The alternative to planned succession is problems

Published on: 
04/02/2007
Published on 4/2/07

For the small firm, and especially the sole practitioner, selling a law practice to another qualified lawyer can alleviate a host of succession planning issues.

However, without adequate planning for a sale, a sole practitioner can face alternatives that could be disastrous if entered into hastily.

Consider a lawyer with younger children and an older spouse. The spouse suddenly has a serious illness, and the lawyer wants to devote more time to family care than the practice allows. Without having planned for a sale, what are the lawyer's alternatives?

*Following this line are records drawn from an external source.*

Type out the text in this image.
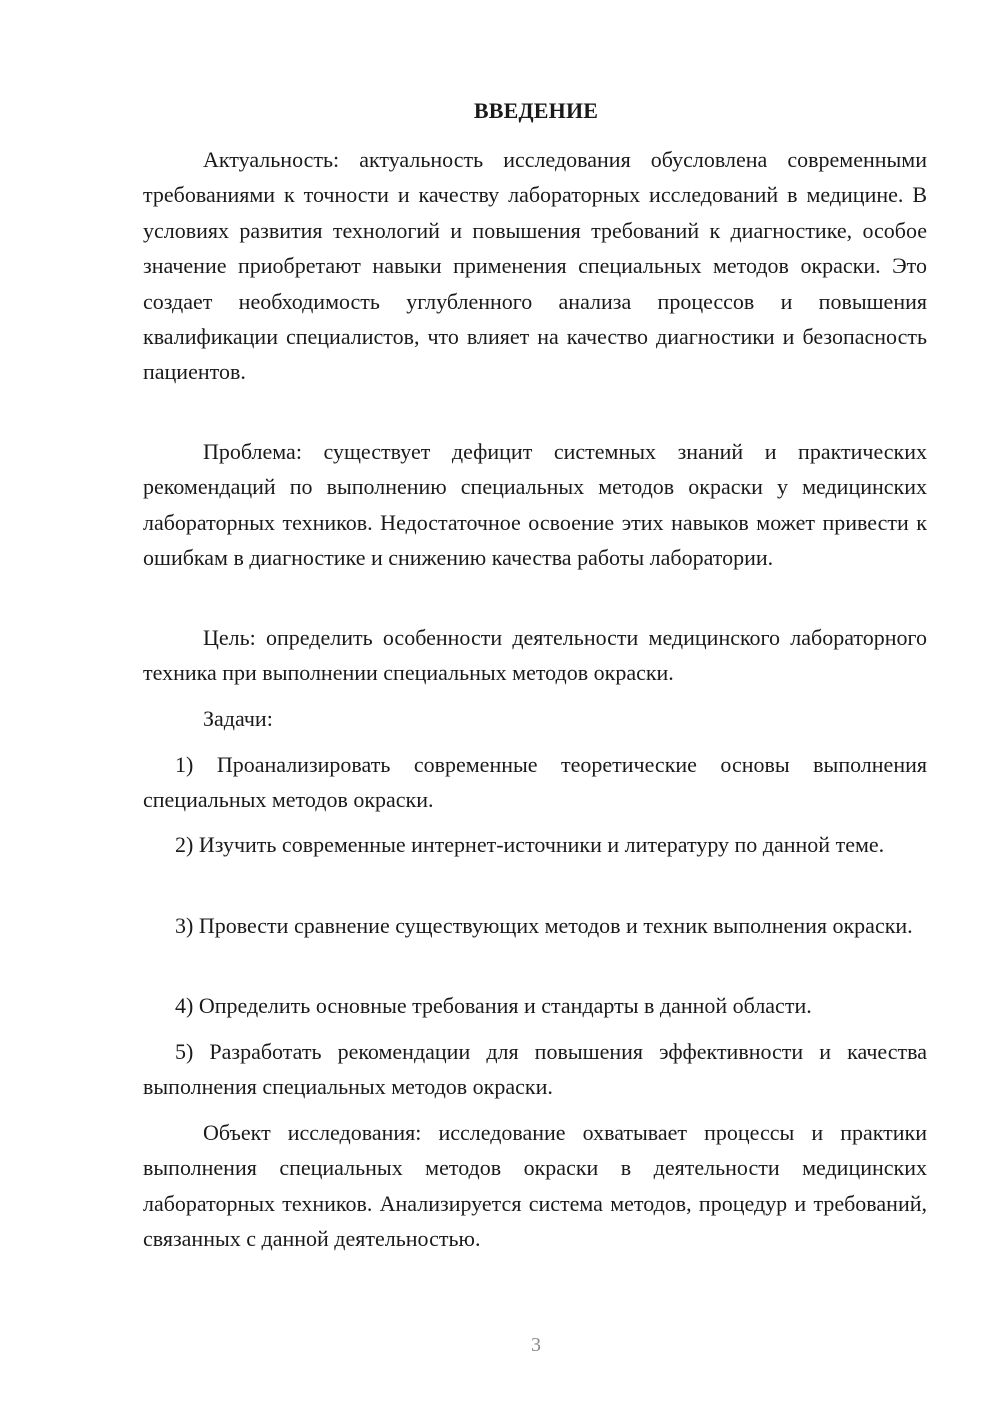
ВВЕДЕНИЕ

Актуальность: актуальность исследования обусловлена современными требованиями к точности и качеству лабораторных исследований в медицине. В условиях развития технологий и повышения требований к диагностике, особое значение приобретают навыки применения специальных методов окраски. Это создает необходимость углубленного анализа процессов и повышения квалификации специалистов, что влияет на качество диагностики и безопасность пациентов.

Проблема: существует дефицит системных знаний и практических рекомендаций по выполнению специальных методов окраски у медицинских лабораторных техников. Недостаточное освоение этих навыков может привести к ошибкам в диагностике и снижению качества работы лаборатории.

Цель: определить особенности деятельности медицинского лабораторного техника при выполнении специальных методов окраски.

Задачи:

1) Проанализировать современные теоретические основы выполнения специальных методов окраски.

2) Изучить современные интернет-источники и литературу по данной теме.

3) Провести сравнение существующих методов и техник выполнения окраски.

4) Определить основные требования и стандарты в данной области.

5) Разработать рекомендации для повышения эффективности и качества выполнения специальных методов окраски.

Объект исследования: исследование охватывает процессы и практики выполнения специальных методов окраски в деятельности медицинских лабораторных техников. Анализируется система методов, процедур и требований, связанных с данной деятельностью.

3
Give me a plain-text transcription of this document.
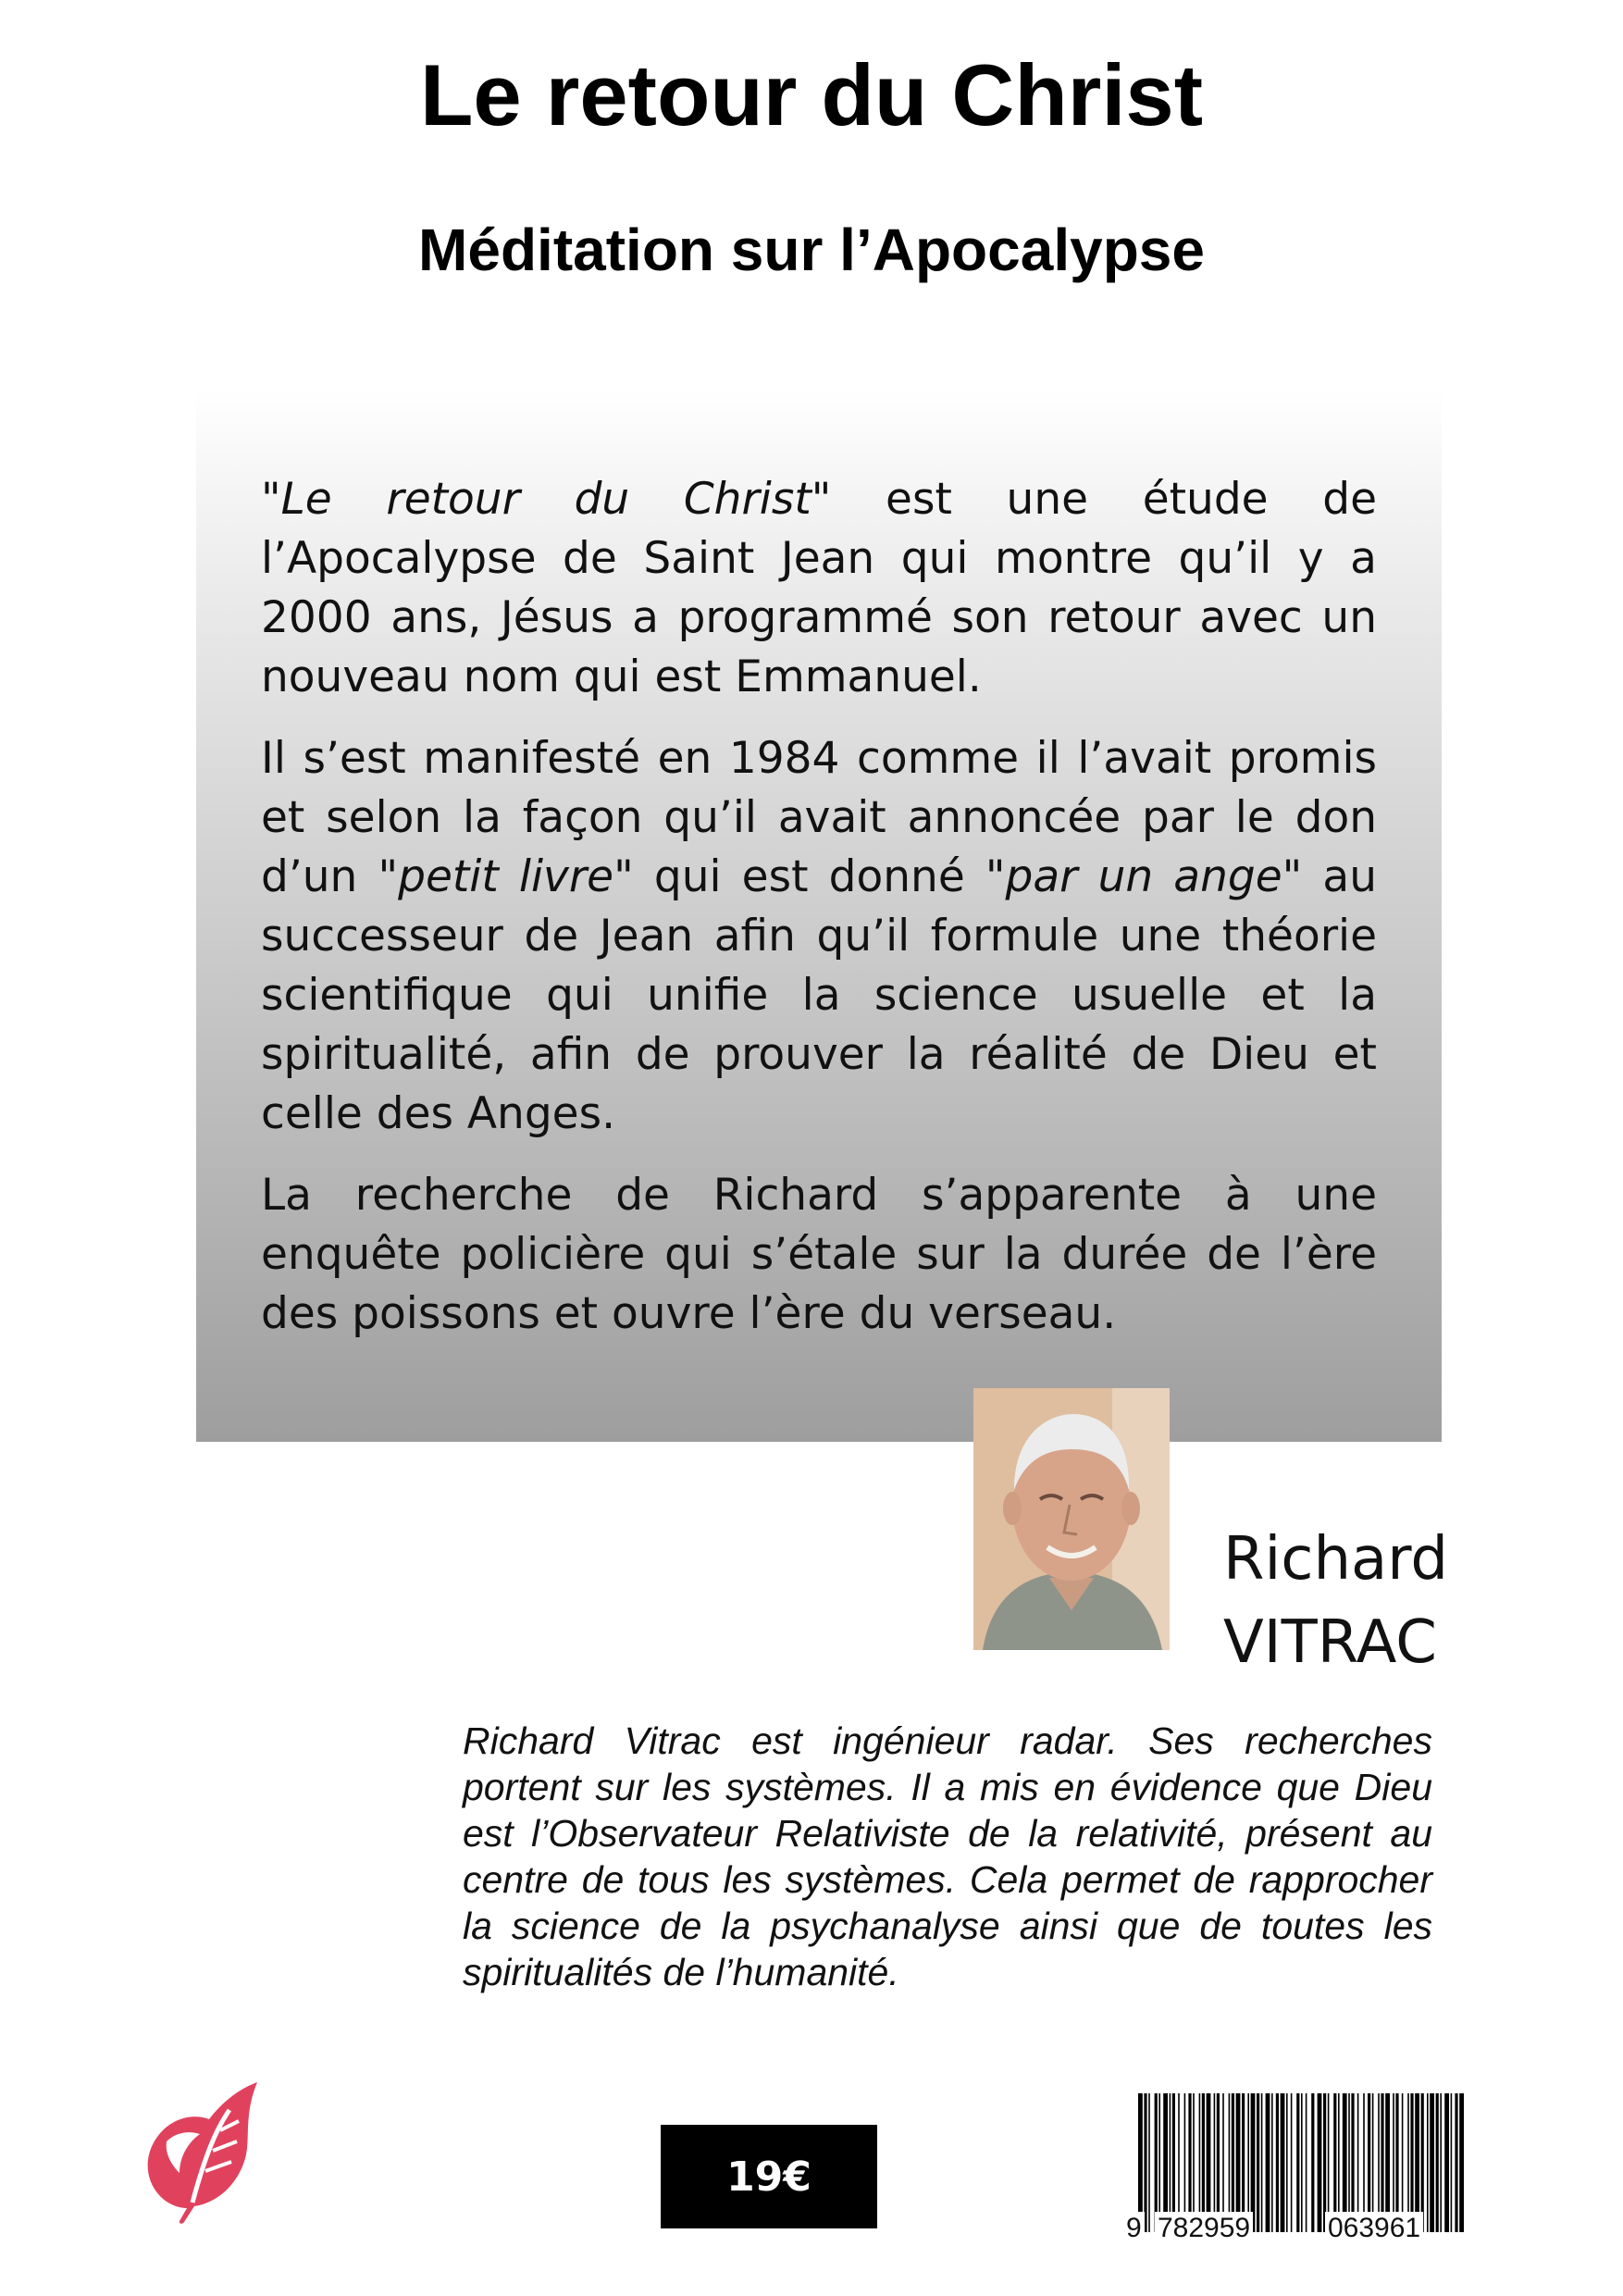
Le retour du Christ
Méditation sur l’Apocalypse

"Le retour du Christ" est une étude de l’Apocalypse de Saint Jean qui montre qu’il y a 2000 ans, Jésus a programmé son retour avec un nouveau nom qui est Emmanuel.

Il s’est manifesté en 1984 comme il l’avait promis et selon la façon qu’il avait annoncée par le don d’un "petit livre" qui est donné "par un ange" au successeur de Jean afin qu’il formule une théorie scientifique qui unifie la science usuelle et la spiritualité, afin de prouver la réalité de Dieu et celle des Anges.

La recherche de Richard s’apparente à une enquête policière qui s’étale sur la durée de l’ère des poissons et ouvre l’ère du verseau.

Richard
VITRAC
Richard Vitrac est ingénieur radar. Ses recherches portent sur les systèmes. Il a mis en évidence que Dieu est l’Observateur Relativiste de la relativité, présent au centre de tous les systèmes. Cela permet de rapprocher la science de la psychanalyse ainsi que de toutes les spiritualités de l’humanité.
19€
9 782959	063961
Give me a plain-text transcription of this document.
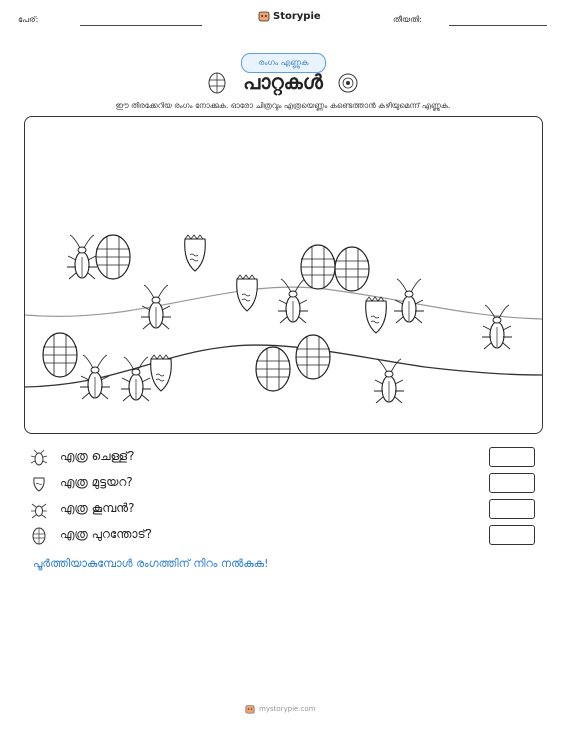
പേര്:	Storypie	തീയതി:
രംഗം എണ്ണുക
പാറ്റകൾ
ഈ തിരക്കേറിയ രംഗം നോക്കുക. ഓരോ ചിത്രവും എത്രയെണ്ണം കണ്ടെത്താൻ കഴിയുമെന്ന് എണ്ണുക.
എത്ര ചെള്ള്?
എത്ര മുട്ടയറ?
എത്ര കൂമ്പൻ?
എത്ര പുറന്തോട്?
പൂർത്തിയാകുമ്പോൾ രംഗത്തിന് നിറം നൽകുക!
mystorypie.com
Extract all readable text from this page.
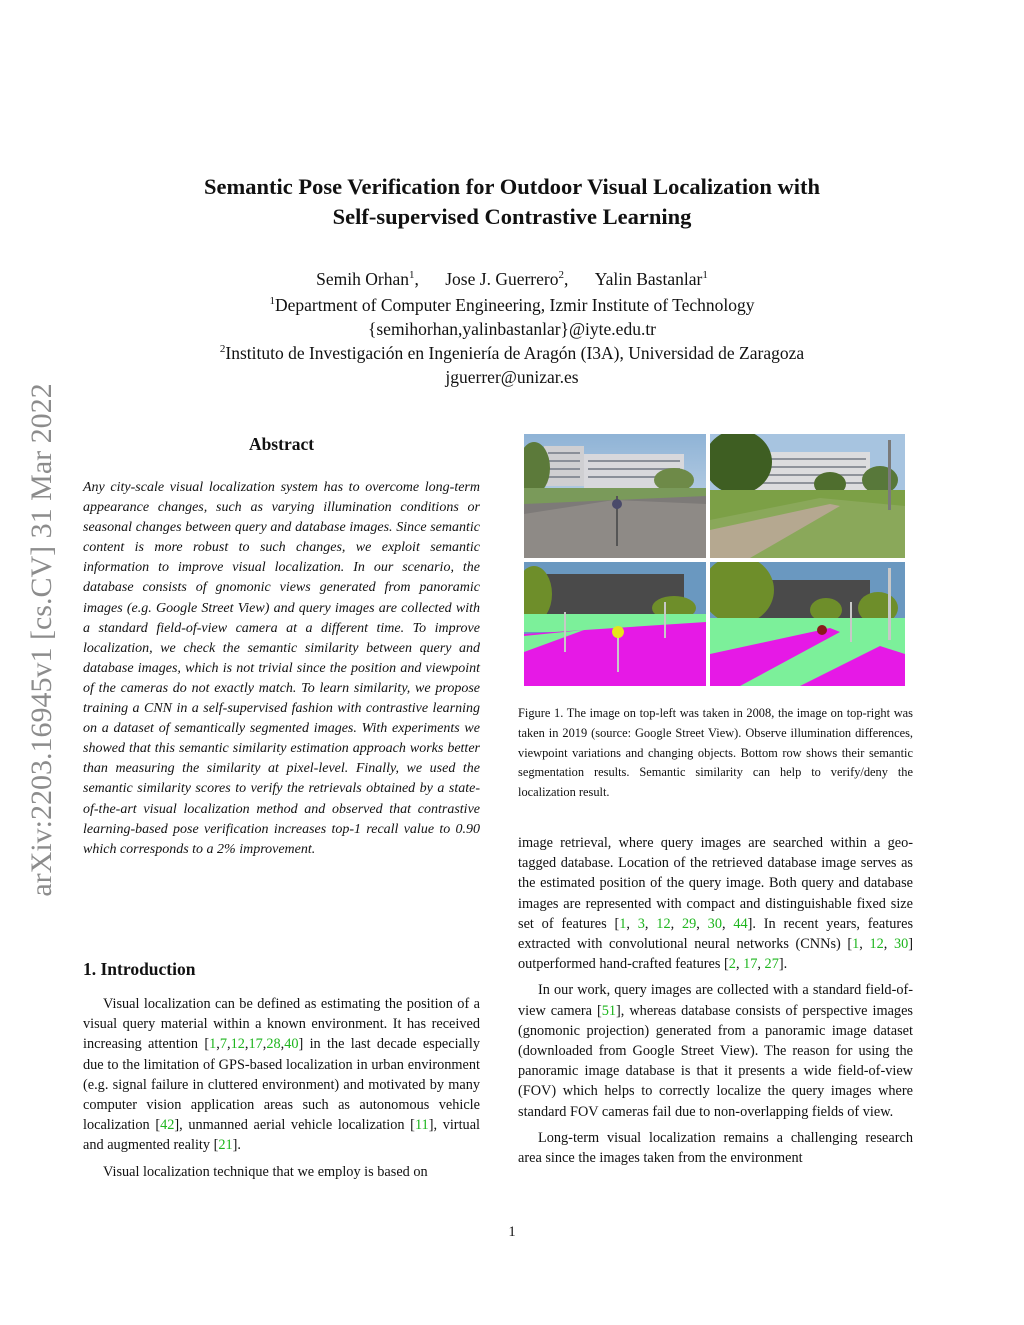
arXiv:2203.16945v1 [cs.CV] 31 Mar 2022
Semantic Pose Verification for Outdoor Visual Localization with
Self-supervised Contrastive Learning
Semih Orhan$^1$, Jose J. Guerrero$^2$, Yalin Bastanlar$^1$
$^1$Department of Computer Engineering, Izmir Institute of Technology
{semihorhan,yalinbastanlar}@iyte.edu.tr
$^2$Instituto de Investigación en Ingeniería de Aragón (I3A), Universidad de Zaragoza
jguerrer@unizar.es
Abstract
Any city-scale visual localization system has to overcome long-term appearance changes, such as varying illumination conditions or seasonal changes between query and database images. Since semantic content is more robust to such changes, we exploit semantic information to improve visual localization. In our scenario, the database consists of gnomonic views generated from panoramic images (e.g. Google Street View) and query images are collected with a standard field-of-view camera at a different time. To improve localization, we check the semantic similarity between query and database images, which is not trivial since the position and viewpoint of the cameras do not exactly match. To learn similarity, we propose training a CNN in a self-supervised fashion with contrastive learning on a dataset of semantically segmented images. With experiments we showed that this semantic similarity estimation approach works better than measuring the similarity at pixel-level. Finally, we used the semantic similarity scores to verify the retrievals obtained by a state-of-the-art visual localization method and observed that contrastive learning-based pose verification increases top-1 recall value to 0.90 which corresponds to a 2% improvement.
1. Introduction

Visual localization can be defined as estimating the position of a visual query material within a known environment. It has received increasing attention [1,7,12,17,28,40] in the last decade especially due to the limitation of GPS-based localization in urban environment (e.g. signal failure in cluttered environment) and motivated by many computer vision application areas such as autonomous vehicle localization [42], unmanned aerial vehicle localization [11], virtual and augmented reality [21].

Visual localization technique that we employ is based on

Figure 1. The image on top-left was taken in 2008, the image on top-right was taken in 2019 (source: Google Street View). Observe illumination differences, viewpoint variations and changing objects. Bottom row shows their semantic segmentation results. Semantic similarity can help to verify/deny the localization result.

image retrieval, where query images are searched within a geo-tagged database. Location of the retrieved database image serves as the estimated position of the query image. Both query and database images are represented with compact and distinguishable fixed size set of features [1, 3, 12, 29, 30, 44]. In recent years, features extracted with convolutional neural networks (CNNs) [1, 12, 30] outperformed hand-crafted features [2, 17, 27].

In our work, query images are collected with a standard field-of-view camera [51], whereas database consists of perspective images (gnomonic projection) generated from a panoramic image dataset (downloaded from Google Street View). The reason for using the panoramic image database is that it presents a wide field-of-view (FOV) which helps to correctly localize the query images where standard FOV cameras fail due to non-overlapping fields of view.

Long-term visual localization remains a challenging research area since the images taken from the environment

1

  • Ignore the illness and hope for the best -- and always live in fear of family and financial loss.
  • Groom an associate to temporarily take over the process -- and, upon returning to practice, face the loss of clients to the new lawyer with whom they have bonded.
  • Merge with or hire another partner-level lawyer who has an option to buy the practice -- and risk having the other lawyer leave or otherwise reject the deal before you are ready to return.
  • Buy another practice to add more lawyers to your own while adopting a more detached, managerial role -- and incur the major expense and risk of an unplanned expansion.

Any of the latter three changes in practice status involves ethical considerations. The codes of professional conduct in most states require that, if you are no longer active, you must inform clients, opposing counsel, courts and agencies where you have pending matters, your errors and omissions insurer and the state bar counsel.

You also have a fiduciary obligation to preserve, indefinitely, any valuable property (securities, wills, settlement agreements) that belongs to and has not been returned to clients. Some states require years of file maintenance after completion of active representation. None of this can be resolved on the spur of the moment.

Consider also the issue of goodwill: the client base and client loyalty that a lawyer has created over the life of the practice. Typically, smaller firms understand the value of client relationships and reputations and, when negotiating for the sale of a practice, seek compensation for goodwill.

Now, however, some state bar associations are creating problems. The new marketing regulations adopted by the New York State Bar specifically assert that "a lawyer in private practice shall not practice under a trade name."

If lawyers' names must be used in the title of a firm, as this seems to require, any lawyer who takes over a law firm would either have to "retire" the previous lawyer (and keep the name in the firm "trade name") or change the firm name.

If the firm name is changed, one might question whether the value of the firm's goodwill is decreased, or even destroyed. Many buyers assert that clients will not remain with the firm once its proprietor leaves.

The selling lawyer then is left to assert that goodwill infers that the reputation of the firm continues beyond the removal of any one individual. With that reputation comes the client list, the phone number and the on-going nature of the practice staff and systems. This position is more difficult to sustain with a name change being required.

Such complexities suggest only one conclusion: Before you are forced with the necessity to change your firm ownership status, you should plan for how you will transition ownership.